Может быть — до самого конца — саднила печать сиротства? Должно быть, жизнь в Тбилиси начиналась для него с тоскливых воспоминаний, с гипнотического стрёкота кузнечиков одинокими вечерами. (Так значит, это оттуда — отказ вспоминать?)
Митя представлял себе юного Ваню, четырнадцатилетнего ученика киномеханика, похожим на себя: с веснушками, с непослушными вихрами. Всего лишь четырнадцать, и никого рядом. А новый мир как впервые увиденное море — чудесно шумел, блистал, томил бескрайностью.

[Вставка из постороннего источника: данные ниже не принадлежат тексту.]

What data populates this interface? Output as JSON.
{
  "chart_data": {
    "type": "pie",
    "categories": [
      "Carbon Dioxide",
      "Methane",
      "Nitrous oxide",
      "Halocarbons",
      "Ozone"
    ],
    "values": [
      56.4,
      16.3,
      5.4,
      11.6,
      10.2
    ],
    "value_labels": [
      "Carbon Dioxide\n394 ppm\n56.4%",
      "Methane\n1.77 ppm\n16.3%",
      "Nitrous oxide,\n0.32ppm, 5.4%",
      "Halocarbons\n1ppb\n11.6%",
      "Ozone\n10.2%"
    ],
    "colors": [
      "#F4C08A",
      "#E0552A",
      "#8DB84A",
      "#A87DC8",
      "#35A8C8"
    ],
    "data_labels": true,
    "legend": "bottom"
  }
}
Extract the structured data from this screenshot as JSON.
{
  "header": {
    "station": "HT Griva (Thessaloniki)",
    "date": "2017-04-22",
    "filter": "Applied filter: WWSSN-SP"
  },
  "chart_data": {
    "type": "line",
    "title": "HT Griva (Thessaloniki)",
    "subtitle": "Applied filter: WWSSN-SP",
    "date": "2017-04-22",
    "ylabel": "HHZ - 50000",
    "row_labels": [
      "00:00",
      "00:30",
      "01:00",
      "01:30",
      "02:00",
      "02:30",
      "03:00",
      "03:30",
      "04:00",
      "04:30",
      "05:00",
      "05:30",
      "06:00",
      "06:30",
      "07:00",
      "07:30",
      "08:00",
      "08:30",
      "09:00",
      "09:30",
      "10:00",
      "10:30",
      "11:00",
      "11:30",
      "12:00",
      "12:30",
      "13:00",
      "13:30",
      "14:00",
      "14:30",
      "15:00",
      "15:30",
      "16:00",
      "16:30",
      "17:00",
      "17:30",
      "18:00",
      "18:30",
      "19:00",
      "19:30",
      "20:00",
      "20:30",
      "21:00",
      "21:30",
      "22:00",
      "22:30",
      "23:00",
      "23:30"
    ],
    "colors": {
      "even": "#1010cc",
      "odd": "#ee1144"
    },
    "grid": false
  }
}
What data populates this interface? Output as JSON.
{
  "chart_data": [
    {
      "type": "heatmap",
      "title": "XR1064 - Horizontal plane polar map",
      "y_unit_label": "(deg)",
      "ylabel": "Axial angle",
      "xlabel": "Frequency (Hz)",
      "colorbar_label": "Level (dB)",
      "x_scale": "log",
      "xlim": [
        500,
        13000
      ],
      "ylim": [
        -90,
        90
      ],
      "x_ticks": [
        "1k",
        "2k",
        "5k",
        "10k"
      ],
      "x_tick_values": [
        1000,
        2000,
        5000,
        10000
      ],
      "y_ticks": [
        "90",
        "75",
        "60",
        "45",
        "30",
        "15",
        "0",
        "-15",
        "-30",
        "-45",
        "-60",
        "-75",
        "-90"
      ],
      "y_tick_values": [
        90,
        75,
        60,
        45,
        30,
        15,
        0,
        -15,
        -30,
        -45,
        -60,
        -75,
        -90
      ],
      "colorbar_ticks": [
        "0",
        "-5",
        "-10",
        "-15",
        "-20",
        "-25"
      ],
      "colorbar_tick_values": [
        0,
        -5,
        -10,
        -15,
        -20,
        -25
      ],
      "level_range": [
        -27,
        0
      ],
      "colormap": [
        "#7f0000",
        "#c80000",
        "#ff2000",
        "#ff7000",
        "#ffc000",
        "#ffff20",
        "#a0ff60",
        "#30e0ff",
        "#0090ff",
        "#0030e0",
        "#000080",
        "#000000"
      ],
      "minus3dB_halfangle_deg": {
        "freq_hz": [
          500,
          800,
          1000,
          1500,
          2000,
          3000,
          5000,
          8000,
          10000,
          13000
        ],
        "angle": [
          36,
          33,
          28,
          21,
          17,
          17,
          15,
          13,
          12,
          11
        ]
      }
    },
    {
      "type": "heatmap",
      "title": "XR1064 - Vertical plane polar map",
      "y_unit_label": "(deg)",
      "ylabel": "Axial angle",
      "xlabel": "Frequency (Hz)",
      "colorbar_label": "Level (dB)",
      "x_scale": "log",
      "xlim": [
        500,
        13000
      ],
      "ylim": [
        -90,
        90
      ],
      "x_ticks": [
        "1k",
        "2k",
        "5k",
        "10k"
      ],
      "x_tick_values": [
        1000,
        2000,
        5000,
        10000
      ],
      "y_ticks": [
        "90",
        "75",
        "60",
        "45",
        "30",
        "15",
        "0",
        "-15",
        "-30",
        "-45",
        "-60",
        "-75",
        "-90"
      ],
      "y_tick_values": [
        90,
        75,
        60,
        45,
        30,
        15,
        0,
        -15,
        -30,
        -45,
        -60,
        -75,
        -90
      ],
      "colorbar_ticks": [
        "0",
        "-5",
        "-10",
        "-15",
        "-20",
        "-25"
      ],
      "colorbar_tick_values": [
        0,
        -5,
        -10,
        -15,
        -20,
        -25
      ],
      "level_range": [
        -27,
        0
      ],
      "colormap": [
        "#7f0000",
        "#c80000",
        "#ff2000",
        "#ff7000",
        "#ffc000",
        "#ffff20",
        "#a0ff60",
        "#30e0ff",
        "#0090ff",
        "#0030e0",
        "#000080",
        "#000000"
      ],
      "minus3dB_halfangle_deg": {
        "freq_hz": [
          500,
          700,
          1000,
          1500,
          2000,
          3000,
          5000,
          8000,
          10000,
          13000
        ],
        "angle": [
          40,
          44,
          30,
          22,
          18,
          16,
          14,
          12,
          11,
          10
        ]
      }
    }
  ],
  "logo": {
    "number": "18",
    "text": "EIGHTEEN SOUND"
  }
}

От резных ставен и гусиного гомона во дворе — на многоэтажные улицы с трезвонящей конкой, с громкоголосыми разносчиками воды в широченных штанах-шальварах. Маленький смуглый армянин,
…Решившись говорить о довоенном, дед глядел растерянно, как заблудившийся ребёнок. Пытался скрыть эту растерянность, хмуря густые брови и морща лоб, но получалось ещё жальче.
— Шубники мы были. Шубы шили. Со всей округи к нам ехали. Любые делали, главное — из медведя. Хор-рошие были, — и поднимал, растопырив сухие пальцы, ладонь. Будто расправлял на весу одну из шуб, до сих пор помнил добротную густоту медвежьего меха.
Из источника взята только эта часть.